Dans les architectures actuelles, notamment décrites par Ha & Schmidhuber (2018), le fonctionnement repose sur trois composantes principales : 

  • une perception qui transforme les données (images, vidéo) en représentations compactes 
  • une mémoire prédictive qui modélise l’évolution de l’environnement dans le temps 
  • un module de décision qui sélectionne des actions à partir de ces prédictions  

Le mécanisme clé est la simulation interne. Un agent peut “imaginer” plusieurs scénarios futurs, tester virtuellement ses actions, puis agir en fonction des résultats observés dans cette simulation. 

2. Une différence nette avec les modèles de langage 

La comparaison avec les modèles actuels, notamment les modèles de langage, permet de mieux comprendre la spécificité des world models

Les grands modèles de langage (large language models ou LLM) sont conçus pour prédire des suites de mots à partir de données textuelles, en se fondant sur des régularités statistiques. À l’inverse, les world models visent à intégrer des dimensions essentielles du réel, telles que l’espace, le temps, la causalité ou les interactions entre objets. 

Autrement dit, un modèle de langage peut produire une description cohérente d’une situation, alors qu’un world model vise à la simuler et à en explorer différentes évolutions possibles. Cette différence devient particulièrement importante dans les contextes où les systèmes interagissent directement avec le monde physique, comme la robotique ou la mobilité autonome. 

II. Origines et développements récents 

Les travaux sur les world models s’inscrivent dans une trajectoire de recherche ancienne, mais leur développement récent marque une accélération notable. 

Si les premières idées apparaissent dès les années 1990, un tournant intervient avec les travaux de Ha & Schmidhuber (2018). Ils montrent qu’un agent peut apprendre une représentation du monde, être entraîné dans un environnement simulé, puis transférer ce comportement dans un environnement réel. Ce principe de « simulation avant action » constitue aujourd’hui une base conceptuelle des approches modernes. 

Plus récemment, Yann LeCun a fortement contribué à relancer le sujet.
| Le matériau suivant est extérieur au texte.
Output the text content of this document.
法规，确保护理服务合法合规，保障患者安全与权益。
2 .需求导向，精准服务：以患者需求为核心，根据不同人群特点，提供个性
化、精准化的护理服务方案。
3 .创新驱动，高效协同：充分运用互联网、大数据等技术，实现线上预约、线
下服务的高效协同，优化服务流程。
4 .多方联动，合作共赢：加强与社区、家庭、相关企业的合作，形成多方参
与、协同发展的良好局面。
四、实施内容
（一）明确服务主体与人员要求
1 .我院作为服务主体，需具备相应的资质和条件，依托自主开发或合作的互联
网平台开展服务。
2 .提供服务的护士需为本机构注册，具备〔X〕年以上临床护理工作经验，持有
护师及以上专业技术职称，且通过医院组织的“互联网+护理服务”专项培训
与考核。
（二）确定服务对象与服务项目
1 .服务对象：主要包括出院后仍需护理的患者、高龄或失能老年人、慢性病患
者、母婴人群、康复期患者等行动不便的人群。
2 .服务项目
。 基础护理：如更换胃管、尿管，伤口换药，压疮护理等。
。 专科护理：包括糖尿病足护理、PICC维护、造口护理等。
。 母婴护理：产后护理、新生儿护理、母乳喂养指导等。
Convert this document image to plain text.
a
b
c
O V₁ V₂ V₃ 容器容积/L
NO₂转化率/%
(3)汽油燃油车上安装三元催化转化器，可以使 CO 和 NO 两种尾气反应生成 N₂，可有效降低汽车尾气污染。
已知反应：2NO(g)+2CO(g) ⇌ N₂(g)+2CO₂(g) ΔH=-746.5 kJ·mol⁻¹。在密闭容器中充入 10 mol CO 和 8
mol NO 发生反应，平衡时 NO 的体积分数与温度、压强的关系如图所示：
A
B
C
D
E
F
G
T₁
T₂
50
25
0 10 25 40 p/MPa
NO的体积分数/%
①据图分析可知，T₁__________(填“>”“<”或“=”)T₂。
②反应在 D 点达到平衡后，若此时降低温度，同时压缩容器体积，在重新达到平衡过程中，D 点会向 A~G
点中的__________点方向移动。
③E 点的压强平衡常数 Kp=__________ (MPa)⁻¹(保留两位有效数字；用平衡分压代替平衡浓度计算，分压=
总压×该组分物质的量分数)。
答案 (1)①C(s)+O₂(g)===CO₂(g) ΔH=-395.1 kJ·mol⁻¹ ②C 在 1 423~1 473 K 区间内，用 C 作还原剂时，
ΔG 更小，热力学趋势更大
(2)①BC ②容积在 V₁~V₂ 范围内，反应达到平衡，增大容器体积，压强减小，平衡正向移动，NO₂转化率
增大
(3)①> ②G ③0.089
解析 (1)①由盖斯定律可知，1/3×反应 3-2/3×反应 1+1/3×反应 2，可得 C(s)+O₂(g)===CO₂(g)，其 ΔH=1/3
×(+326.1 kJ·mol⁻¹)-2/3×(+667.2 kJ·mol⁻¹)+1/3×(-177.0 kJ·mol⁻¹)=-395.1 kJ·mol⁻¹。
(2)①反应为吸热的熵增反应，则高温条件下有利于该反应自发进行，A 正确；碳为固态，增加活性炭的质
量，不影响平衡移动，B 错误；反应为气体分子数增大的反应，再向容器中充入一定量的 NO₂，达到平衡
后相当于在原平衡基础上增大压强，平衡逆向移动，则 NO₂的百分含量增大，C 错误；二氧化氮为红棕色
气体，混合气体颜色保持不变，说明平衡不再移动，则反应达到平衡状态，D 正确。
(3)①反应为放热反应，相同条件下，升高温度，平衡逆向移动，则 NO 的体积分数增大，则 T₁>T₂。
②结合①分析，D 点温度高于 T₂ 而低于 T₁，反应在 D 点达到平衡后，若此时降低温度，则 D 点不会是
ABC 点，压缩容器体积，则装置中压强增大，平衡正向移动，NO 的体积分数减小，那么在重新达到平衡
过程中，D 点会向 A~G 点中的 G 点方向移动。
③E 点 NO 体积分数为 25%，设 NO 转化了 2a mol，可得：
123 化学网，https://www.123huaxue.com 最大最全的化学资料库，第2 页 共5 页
Selon lui, les systèmes actuels, centrés sur la prédiction de données, restent largement réactifs. Ils ne disposent pas d’un modèle du monde leur permettant d’anticiper les conséquences de leurs actions. Son approche, notamment à travers les architectures JEPA, vise à prédire des représentations abstraites plutôt que des données brutes, afin de rapprocher l’IA d’une forme de compréhension intuitive du monde. 

Dans le même temps,  Fei‑Fei Li met en avant l’émergence d’une « intelligence spatiale », fondée sur la capacité des systèmes à comprendre les relations dans l’espace et à interagir avec des environnements physiques.  

Ces travaux témoignent d’une convergence : la modélisation du monde apparaît désormais comme un axe central du développement de l’IA. 

III. Les types actuels de world model 

1. Les modèles interactifs

Des modèles comme Genie (Google DeepMind) ou Muse (Microsoft) simulent des environnements jouables dans lesquels un utilisateur ou agent peut agir. Leur limite principale reste la difficulté à maintenir une cohérence sur de longues durées.

2. Les modèles 3D  

Les modèles 3D, comme Marble (World Labs), génèrent des environnements immersifs et navigables. Ils restent toutefois centrés sur la représentation visuelle, avec peu de dynamique ou d’interaction réelle. 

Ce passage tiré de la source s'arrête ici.